12/03/2025 reseauinternational.net  5min #271483

La crise des relations entre l’europe occidentale et l’administration Trump : une perspective moyen-orientale

par Yuriy Zinin

L'espace de communication du Moyen-Orient tente de comprendre les motifs politico-économiques et autres qui sous-tendent les relations actuelles entre l'Europe occidentale et l'hôte de la Maison-Blanche aux États-Unis.

«L'Europe et l'Amérique : le moment de la séparation et le monde en mutation».

«Le début de l'effondrement de l'architecture de sécurité occidentale».

Ces titres et d'autres similaires abondent dans les médias du Moyen-Orient qui commentent la crise des relations entre l'Europe occidentale et l'administration Trump à la lumière du conflit ukrainien.

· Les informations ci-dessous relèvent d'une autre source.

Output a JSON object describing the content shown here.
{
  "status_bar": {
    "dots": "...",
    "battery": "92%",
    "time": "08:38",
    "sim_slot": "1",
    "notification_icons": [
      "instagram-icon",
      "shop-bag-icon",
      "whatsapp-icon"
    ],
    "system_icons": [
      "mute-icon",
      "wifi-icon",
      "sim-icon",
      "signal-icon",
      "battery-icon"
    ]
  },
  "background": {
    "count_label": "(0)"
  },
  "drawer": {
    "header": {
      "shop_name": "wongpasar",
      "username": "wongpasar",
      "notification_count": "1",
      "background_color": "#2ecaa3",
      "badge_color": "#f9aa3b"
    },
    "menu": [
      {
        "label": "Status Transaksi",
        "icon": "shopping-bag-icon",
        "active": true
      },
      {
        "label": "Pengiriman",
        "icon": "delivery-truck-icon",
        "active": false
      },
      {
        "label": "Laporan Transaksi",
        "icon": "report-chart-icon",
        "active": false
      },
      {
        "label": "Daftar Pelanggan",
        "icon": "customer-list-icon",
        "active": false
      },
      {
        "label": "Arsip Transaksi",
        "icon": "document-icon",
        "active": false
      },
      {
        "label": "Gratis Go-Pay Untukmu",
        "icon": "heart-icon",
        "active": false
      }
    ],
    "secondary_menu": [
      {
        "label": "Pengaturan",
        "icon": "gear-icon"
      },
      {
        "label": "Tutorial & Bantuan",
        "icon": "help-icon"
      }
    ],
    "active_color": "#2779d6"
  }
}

Les observateurs considèrent l'appel du président américain à coopérer avec le dirigeant russe sur cet agenda comme un symptôme de l'échec du consensus européen à pousser la Russie dans ses retranchements économiques et militaires, note le journal saoudien Al-Sharq Al-Awsat.

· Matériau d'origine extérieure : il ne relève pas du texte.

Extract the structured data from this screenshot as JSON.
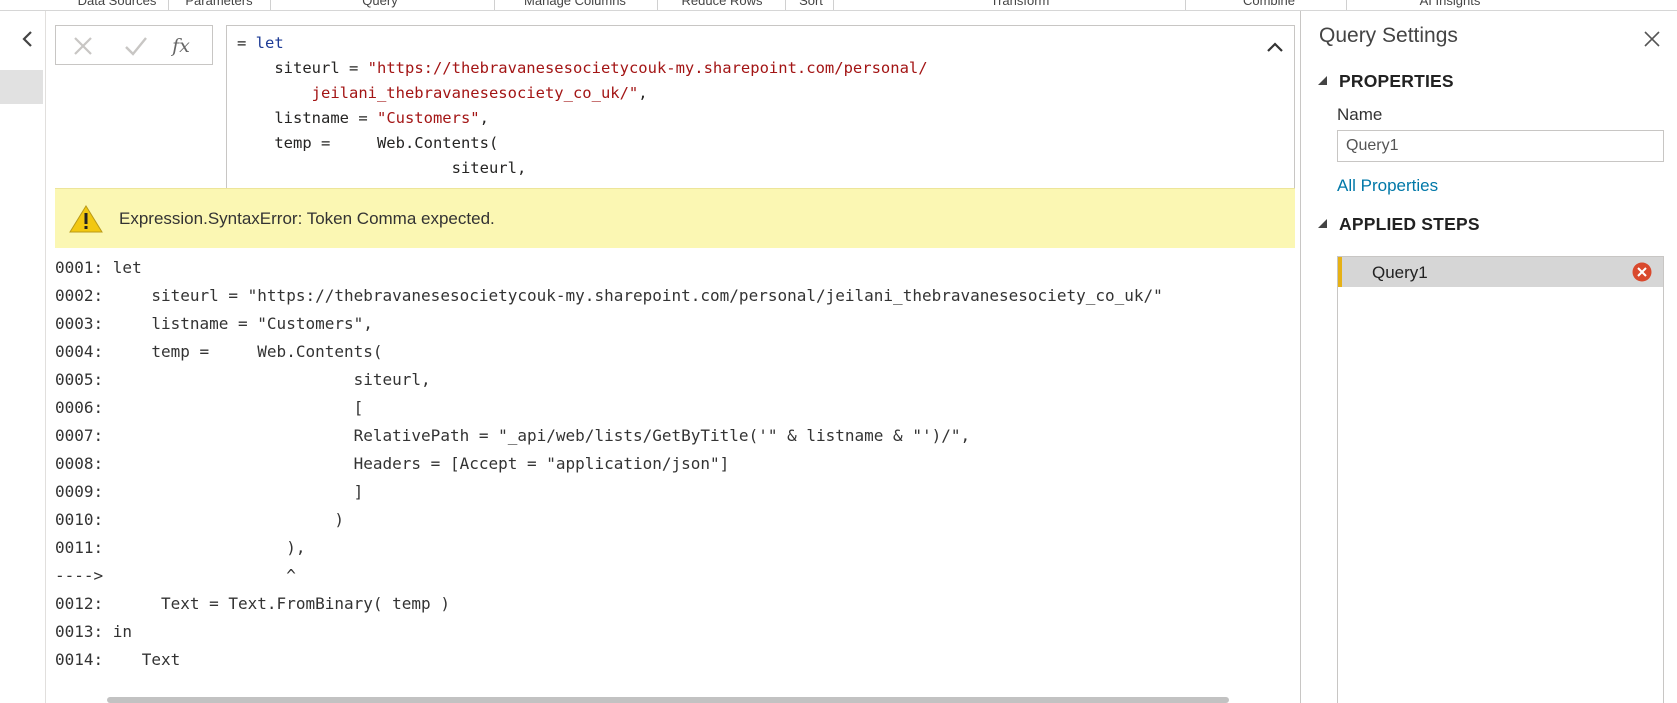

L'ancien monde vit un moment fatidique

Les médias du Moyen-Orient nous rappellent que les relations entre les États-Unis et l'Europe représentent le cœur de l'alliance occidentale qui a combattu le bloc de l'Est dirigé par l'Union soviétique pendant près d'un demi-siècle, jusqu'à son effondrement.

La confusion règne dans le monde politique et médiatique européen autour des déclarations de Trump, résume la publication algérienne. Les Européens tentent de «réveiller» le dirigeant américain, de le détourner des erreurs dangereuses et de le mettre en garde contre les «plans diaboliques et dangereux» de Poutine.

L'un après l'autre, les dirigeants de l'ancien monde  viennent à Washington, chacun avec un logiciel obsolète répétant la même histoire élaborée il y a trois ans...

Dans l'espace de communication du Moyen-Orient, ils tentent de comprendre les motifs politico-économiques et autres qui sous-tendent les relations actuelles entre l'Europe occidentale et l'hôte de la Maison-Blanche aux États-Unis.

Elles s'expliquent par la différence entre la vision de D. Trump et la vision européenne des sources de menaces pour la sécurité de l'alliance occidentale. Le chef de la Maison-Blanche ne voit pas le dossier ukrainien à travers le prisme des intérêts stratégiques américains, estime l'analyste politique de la chaîne Al-Jazeera.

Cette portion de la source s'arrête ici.